By using concrete examples, minimal theory, and two production-ready Python frameworks—Scikit-Learn and TensorFlow—author Aurélien Géron helps you gain an intuitive understanding of the concepts and tools for building intelligent systems. You’ll learn a range of techniques, starting with simple linear regression and progressing to deep neural networks. With exercises in each chapter to help you apply what you’ve learned, all you need is programming experience to get started.
 
Feature Engineering for Machine Learning
 
Feature engineering is a crucial step in the machine-learning pipeline, yet this topic is rarely examined on its own. With this practical book, you’ll learn techniques for extracting and transforming features—the numeric representations of raw data—into formats for machine-learning models. Each chapter guides you through a single data problem, such as how to represent text or image data. Together, these examples illustrate the main principles of feature engineering.

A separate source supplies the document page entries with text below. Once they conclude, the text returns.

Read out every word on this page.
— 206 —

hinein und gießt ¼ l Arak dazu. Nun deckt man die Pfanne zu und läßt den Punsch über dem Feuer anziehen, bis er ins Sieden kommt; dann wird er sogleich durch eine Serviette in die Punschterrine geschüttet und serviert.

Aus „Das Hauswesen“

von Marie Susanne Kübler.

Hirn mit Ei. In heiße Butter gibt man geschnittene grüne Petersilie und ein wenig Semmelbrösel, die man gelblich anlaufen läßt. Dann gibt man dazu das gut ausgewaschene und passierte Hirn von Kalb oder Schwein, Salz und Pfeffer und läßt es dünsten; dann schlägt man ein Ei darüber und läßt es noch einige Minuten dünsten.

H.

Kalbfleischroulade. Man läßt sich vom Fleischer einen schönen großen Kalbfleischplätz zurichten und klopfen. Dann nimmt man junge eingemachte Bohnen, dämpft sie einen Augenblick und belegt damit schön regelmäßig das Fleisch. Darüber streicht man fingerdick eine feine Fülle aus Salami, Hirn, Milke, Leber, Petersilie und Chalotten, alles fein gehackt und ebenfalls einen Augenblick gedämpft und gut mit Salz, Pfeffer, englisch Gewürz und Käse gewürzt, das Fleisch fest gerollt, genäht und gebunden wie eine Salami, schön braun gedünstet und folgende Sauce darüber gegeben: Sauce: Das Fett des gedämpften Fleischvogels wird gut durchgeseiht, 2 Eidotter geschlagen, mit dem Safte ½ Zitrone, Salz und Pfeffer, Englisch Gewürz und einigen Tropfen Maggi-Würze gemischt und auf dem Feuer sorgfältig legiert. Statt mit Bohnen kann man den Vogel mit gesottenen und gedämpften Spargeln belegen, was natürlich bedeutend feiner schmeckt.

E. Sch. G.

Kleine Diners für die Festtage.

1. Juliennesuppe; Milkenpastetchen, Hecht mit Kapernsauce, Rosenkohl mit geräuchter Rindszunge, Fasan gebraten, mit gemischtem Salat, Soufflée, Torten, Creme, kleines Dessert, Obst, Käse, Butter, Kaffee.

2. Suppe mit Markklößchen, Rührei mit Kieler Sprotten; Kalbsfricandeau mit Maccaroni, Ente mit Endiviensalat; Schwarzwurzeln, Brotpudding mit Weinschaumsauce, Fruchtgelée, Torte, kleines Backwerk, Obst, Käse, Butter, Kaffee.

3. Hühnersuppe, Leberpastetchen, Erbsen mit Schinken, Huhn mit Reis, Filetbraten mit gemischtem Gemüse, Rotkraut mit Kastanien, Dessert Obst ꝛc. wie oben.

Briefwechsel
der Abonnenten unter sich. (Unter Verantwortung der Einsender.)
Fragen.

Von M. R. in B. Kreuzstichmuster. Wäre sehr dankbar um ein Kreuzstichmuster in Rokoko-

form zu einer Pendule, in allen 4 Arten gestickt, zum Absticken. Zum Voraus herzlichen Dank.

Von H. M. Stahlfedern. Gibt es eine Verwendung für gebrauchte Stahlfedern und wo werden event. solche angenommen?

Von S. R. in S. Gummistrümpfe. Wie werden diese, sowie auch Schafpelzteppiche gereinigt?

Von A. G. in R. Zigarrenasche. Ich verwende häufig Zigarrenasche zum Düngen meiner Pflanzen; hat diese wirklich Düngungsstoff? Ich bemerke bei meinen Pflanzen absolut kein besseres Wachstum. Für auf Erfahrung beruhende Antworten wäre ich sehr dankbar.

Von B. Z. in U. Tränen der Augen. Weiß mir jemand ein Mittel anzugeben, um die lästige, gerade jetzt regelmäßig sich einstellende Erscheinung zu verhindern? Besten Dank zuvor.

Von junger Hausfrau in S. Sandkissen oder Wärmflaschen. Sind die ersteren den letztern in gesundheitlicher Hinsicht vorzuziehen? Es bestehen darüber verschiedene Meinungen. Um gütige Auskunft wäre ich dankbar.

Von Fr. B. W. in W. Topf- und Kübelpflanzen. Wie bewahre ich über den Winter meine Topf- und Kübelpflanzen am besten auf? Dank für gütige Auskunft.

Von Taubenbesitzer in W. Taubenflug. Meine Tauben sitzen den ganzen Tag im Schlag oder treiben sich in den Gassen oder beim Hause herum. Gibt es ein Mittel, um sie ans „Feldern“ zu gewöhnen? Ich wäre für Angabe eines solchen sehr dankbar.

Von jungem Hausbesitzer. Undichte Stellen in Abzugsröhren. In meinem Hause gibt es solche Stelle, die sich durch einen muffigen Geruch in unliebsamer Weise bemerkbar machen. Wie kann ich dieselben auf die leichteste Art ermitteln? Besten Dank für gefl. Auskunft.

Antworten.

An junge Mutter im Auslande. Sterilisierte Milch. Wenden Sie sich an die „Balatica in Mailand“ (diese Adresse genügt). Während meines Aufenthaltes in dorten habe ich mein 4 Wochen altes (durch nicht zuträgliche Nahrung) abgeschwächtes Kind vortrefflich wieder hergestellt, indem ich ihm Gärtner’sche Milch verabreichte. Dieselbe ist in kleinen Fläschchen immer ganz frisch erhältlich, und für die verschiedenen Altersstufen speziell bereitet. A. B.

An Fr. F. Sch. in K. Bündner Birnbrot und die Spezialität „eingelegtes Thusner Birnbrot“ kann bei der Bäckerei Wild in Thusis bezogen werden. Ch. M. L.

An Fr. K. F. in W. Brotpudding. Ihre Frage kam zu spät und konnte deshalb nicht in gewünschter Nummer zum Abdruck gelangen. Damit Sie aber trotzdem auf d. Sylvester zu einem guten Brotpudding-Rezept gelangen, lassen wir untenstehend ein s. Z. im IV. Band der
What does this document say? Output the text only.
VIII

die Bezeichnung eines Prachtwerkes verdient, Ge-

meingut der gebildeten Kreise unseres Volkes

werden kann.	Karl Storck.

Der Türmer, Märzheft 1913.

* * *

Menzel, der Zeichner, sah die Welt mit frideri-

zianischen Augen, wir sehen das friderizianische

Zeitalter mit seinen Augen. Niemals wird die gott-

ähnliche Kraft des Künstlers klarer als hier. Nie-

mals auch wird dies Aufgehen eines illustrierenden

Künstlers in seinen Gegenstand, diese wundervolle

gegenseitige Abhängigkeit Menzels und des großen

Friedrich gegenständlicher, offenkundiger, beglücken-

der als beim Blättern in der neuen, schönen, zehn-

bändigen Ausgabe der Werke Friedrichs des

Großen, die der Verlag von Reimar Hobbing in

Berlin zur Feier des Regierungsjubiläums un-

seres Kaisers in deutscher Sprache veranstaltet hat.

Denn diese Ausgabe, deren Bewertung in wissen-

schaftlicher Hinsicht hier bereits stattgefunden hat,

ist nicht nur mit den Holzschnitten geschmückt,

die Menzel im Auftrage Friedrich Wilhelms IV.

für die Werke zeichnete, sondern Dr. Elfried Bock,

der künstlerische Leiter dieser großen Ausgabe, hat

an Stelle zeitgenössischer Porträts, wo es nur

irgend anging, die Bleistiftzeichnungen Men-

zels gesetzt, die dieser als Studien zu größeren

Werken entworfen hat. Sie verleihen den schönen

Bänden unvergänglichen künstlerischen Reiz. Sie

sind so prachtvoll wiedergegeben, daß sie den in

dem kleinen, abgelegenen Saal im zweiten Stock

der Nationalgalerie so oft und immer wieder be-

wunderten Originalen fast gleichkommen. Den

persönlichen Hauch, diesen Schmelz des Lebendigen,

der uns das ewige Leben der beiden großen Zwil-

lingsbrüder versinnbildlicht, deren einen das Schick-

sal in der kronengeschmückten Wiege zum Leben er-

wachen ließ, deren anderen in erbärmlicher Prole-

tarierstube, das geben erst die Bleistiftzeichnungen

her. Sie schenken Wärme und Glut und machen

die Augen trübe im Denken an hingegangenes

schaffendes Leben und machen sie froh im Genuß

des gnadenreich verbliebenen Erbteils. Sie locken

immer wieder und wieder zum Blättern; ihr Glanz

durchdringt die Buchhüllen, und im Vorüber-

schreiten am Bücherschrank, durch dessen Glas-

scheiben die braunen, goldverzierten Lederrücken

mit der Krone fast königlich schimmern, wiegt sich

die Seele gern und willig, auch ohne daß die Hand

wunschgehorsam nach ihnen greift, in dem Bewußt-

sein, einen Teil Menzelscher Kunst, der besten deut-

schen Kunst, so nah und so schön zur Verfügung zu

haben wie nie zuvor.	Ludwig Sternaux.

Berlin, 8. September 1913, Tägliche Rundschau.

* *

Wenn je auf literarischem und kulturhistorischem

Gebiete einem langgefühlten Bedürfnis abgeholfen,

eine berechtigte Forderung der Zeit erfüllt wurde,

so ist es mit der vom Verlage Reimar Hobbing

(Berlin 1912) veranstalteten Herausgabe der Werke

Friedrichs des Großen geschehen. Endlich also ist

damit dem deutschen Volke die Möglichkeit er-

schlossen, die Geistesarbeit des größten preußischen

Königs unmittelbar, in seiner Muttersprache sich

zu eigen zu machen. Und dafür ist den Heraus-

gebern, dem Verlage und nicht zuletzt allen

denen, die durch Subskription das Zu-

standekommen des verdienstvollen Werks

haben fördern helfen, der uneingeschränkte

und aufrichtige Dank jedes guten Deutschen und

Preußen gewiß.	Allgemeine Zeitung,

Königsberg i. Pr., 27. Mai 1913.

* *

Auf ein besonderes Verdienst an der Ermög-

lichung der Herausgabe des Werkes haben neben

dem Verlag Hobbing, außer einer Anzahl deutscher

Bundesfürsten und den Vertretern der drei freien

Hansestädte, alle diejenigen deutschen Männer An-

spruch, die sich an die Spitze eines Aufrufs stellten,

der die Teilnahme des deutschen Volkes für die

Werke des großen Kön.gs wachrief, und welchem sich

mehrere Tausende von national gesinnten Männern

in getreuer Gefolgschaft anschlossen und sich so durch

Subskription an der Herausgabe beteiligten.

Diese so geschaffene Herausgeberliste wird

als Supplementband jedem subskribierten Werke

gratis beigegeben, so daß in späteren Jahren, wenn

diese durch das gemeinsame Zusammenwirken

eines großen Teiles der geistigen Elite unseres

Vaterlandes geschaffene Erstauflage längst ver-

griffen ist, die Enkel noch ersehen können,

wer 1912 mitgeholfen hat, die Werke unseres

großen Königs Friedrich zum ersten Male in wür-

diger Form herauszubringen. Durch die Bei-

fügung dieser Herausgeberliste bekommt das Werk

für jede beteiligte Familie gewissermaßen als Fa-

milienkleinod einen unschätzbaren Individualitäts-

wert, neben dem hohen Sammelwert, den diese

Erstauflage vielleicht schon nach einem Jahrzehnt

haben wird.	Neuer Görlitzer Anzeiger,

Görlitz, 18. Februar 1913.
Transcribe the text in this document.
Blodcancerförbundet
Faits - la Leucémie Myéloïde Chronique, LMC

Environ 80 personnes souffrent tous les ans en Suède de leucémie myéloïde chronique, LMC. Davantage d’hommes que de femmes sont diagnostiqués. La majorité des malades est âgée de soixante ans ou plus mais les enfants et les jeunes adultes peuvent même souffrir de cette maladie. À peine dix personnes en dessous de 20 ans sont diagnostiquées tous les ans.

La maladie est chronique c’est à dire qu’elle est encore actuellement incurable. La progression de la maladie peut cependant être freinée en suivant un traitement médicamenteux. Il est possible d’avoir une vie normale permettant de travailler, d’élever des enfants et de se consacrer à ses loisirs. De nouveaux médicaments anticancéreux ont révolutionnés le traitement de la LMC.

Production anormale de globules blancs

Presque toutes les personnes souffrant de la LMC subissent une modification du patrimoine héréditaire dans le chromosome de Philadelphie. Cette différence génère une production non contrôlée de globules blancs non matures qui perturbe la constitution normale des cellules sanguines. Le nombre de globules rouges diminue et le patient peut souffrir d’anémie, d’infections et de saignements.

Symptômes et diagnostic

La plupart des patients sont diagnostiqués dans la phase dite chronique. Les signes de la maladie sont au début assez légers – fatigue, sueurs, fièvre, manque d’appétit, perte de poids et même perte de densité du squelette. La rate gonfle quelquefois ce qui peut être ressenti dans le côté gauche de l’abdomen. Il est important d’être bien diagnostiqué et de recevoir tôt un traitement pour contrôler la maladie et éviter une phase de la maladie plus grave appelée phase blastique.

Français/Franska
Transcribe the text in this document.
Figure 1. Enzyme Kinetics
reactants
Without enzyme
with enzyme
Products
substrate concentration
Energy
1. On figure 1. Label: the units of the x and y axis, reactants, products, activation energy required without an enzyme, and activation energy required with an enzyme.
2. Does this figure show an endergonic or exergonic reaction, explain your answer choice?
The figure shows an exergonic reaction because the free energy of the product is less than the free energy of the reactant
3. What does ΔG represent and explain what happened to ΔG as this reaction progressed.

Rather than simply teach these principles, authors Alice Zheng and Amanda Casari focus on practical application with exercises throughout the book. The closing chapter brings everything together by tackling a real-world, structured dataset with several feature-engineering techniques. Python packages including numpy, Pandas, Scikit-learn, and Matplotlib are used in code examples.
 

Blog Posts

This week, 38 Blog Posts were posted on Best of ML. In the following, we're showing you the Top 2 posts of this week.
How to Improve Training your Deep Neural Network in Tensorflow 2.0
 
When it comes to building and training Deep Neural Networks, you need to set a massive amount of hyper-parameters. Setting those parameters right has a tremendous influence on the success of your net and also on the time you spend heating the air, aka training you model. One of those parameters that you always have to choose is the so-called learning rate (also known as update rate or step size). For a long time, selecting this right was more like trial and error or black art. However, there exists a smart, though simple technique for finding a decent learning rate, which I guess became very popular through being used in fastai.
 
Book Review: Hands-On Machine Learning with Scikit-Learn and TensorFlow: Concepts, Tools, and…
 
If you’re comfortable with coding in Python and want a quick introduction to both classic and deep learning techniques in Python from an experienced practitioner, “Hands-On Machine Learning with Scikit-Learn and TensorFlow: Concepts, Tools, and Techniques to Build Intelligent Systems” by Aurélien Géron just might be the book for you!